In fact, in an interview with the Fox Business Network’s Maria Bartiromo that aired this morning, Trump took yet another shot at the senator who’s no longer able to defend himself. After a back and forth that lasted a while, the president eventually concluded:
“He was horrible, what he did with ‘repeal and replace,’ it was — what he did to the Republican Party, and to the nation, and to sick people that could’ve had great health care, was not good. So I’m not a fan of John McCain, and that’s fine.”
There’s no shortage of angles to Trump’s preoccupation with McCain, some of which matter more than others, but what struck me as interesting about these latest comments is the fact that Trump doesn’t seem to remember his own presidency especially well.
For a man who’s boasted that he has “one of the great memories of all time,” it’s curious that he doesn’t recall major events from a year and a half ago.

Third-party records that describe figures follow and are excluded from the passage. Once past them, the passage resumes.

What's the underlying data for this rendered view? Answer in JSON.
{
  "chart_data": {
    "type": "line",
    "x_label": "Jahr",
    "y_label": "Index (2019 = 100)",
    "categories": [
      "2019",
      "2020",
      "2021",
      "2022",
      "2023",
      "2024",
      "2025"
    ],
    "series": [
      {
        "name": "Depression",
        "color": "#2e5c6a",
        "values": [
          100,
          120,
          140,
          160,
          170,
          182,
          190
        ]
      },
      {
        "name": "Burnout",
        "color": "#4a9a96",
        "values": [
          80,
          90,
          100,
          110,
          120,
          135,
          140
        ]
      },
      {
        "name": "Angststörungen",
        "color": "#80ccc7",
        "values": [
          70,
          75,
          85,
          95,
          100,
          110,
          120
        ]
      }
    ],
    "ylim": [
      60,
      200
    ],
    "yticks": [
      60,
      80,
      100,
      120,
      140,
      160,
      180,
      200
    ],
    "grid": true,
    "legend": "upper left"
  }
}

Let’s take a brief stroll down memory lane.
In 2017, House Republicans, with no meaningful scrutiny or debate, passed a ridiculously regressive health care plan, intended to “repeal and replace” the Affordable Care Act. Trump, at least initially, threw his full support behind the GOP gambit, despite the fact that it contradicted most of the promises he made to the country during the campaign.
That plan died a swift death in the Senate, but Republicans in the upper chamber nevertheless hoped to advance the anti-Obamacare crusade with their own bill. That proved to be predictably challenging: GOP senators — negotiating behind closed doors, without outside input, far from the committee process — struggled to find a consensus.
Eventually, Republican leaders settled on a stripped down repeal bill, known as “skinny repeal,” which no one liked, but which was intended to get the GOP-led House and the GOP-led Senate to a conference committee, where Republicans would try to work out some kind of intra-party compromise.